I currently try to make a movie out of images, but i could not find anything helpful .
Here is my code so far:
import time
from PIL import ImageGrab
x =0
while True:
try:
x+= 1
ImageGrab().grab().save('img{}.png'.format(str(x))
except:
movie = #Idontknow
for _ in range(x):
movie.save("img{}.png".format(str(_)))
movie.save()
You could consider using an external tool like ffmpeg to merge the images into a movie (see answer here) or you could try to use OpenCv to combine the images into a movie like the example here.
I'm attaching below a code snipped I used to combine all png files from a folder called "images" into a video.
import cv2
import os
image_folder = 'images'
video_name = 'video.avi'
images = [img for img in os.listdir(image_folder) if img.endswith(".png")]
frame = cv2.imread(os.path.join(image_folder, images[0]))
height, width, layers = frame.shape
video = cv2.VideoWriter(video_name, 0, 1, (width,height))
for image in images:
video.write(cv2.imread(os.path.join(image_folder, image)))
cv2.destroyAllWindows()
video.release()
It seems that the most commented section of this answer is the use of VideoWriter. You can look up it's documentation in the link of this answer (static) or you can do a bit of digging of your own. The first parameter is the filename, followed by an integer (fourcc in the documentation, the codec used), the FPS count and a tuple of the dimensions of the frame. If you really like digging in that can of worms, here's the fourcc video codecs list.

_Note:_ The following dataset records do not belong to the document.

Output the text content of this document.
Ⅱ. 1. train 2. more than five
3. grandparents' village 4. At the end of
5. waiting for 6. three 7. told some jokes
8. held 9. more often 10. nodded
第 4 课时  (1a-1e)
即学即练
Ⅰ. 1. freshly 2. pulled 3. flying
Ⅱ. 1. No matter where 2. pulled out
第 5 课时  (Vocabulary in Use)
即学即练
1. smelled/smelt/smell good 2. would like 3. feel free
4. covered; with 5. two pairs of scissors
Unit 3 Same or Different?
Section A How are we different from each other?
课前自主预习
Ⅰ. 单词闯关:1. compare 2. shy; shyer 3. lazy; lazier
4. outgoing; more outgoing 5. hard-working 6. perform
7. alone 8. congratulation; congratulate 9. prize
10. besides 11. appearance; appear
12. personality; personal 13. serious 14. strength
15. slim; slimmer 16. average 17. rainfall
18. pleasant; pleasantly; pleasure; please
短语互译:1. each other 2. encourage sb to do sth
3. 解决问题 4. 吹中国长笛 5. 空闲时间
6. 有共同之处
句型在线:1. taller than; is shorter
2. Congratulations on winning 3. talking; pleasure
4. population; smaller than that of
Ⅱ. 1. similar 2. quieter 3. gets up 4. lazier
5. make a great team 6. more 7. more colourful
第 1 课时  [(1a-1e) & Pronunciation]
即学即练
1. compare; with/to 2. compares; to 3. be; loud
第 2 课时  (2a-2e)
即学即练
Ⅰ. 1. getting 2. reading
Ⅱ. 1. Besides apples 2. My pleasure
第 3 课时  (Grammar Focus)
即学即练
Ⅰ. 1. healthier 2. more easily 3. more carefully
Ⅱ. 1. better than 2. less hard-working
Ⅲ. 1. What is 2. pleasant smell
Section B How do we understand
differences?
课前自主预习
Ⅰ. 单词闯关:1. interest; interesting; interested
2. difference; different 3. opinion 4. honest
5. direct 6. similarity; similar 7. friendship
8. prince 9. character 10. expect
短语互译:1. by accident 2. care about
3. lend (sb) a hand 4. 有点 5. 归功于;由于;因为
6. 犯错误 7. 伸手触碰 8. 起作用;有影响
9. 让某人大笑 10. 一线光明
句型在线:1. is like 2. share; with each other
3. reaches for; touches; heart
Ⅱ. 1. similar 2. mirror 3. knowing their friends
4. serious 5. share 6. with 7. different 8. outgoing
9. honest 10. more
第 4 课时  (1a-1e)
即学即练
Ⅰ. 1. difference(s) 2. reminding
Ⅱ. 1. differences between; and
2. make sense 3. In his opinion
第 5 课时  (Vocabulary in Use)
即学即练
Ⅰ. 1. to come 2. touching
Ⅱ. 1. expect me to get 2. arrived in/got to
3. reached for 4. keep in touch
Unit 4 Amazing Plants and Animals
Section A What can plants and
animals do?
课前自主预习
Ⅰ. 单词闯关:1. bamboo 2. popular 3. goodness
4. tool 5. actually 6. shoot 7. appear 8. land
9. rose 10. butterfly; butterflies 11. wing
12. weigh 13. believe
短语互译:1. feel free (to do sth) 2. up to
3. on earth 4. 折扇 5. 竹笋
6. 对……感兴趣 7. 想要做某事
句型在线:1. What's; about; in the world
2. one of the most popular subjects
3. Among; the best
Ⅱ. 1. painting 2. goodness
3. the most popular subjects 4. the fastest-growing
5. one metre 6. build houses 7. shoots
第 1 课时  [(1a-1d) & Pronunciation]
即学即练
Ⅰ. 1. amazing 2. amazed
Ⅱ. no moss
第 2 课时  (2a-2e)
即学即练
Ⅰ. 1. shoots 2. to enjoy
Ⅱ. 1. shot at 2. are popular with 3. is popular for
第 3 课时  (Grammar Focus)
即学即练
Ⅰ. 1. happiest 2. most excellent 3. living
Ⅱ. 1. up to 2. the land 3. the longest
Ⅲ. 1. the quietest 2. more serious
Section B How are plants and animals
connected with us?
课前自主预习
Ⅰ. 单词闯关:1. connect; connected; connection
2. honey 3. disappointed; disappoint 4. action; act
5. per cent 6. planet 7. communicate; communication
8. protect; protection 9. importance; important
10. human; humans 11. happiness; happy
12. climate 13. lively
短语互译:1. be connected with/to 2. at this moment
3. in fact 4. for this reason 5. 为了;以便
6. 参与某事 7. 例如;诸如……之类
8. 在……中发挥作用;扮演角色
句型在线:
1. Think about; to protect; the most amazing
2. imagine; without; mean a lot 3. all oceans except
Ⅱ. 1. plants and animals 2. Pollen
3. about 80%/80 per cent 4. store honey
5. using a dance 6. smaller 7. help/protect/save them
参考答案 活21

Thanks , but i found an alternative solution using ffmpeg:
def save():
os.system("ffmpeg -r 1 -i img%01d.png -vcodec mpeg4 -y movie.mp4")
But thank you for your help :)
Here is a minimal example using moviepy. For me this was the easiest solution.
import os
import moviepy.video.io.ImageSequenceClip
image_folder='folder_with_images'
fps=1
image_files = [os.path.join(image_folder,img)
for img in os.listdir(image_folder)
if img.endswith(".png")]
clip = moviepy.video.io.ImageSequenceClip.ImageSequenceClip(image_files, fps=fps)
clip.write_videofile('my_video.mp4')
I use the ffmpeg-python binding. You can find more information here.
import ffmpeg
(
ffmpeg
.input('/path/to/jpegs/*.jpg', pattern_type='glob', framerate=25)
.output('movie.mp4')
.run()
)
When using moviepy's ImageSequenceClip it is important that the images are in an ordered sequence.
While the documentation states that the frames can be ordered alphanumerically under the hood, I found this not to be the case.
So, if you are having problems, make sure to manually order the frames first.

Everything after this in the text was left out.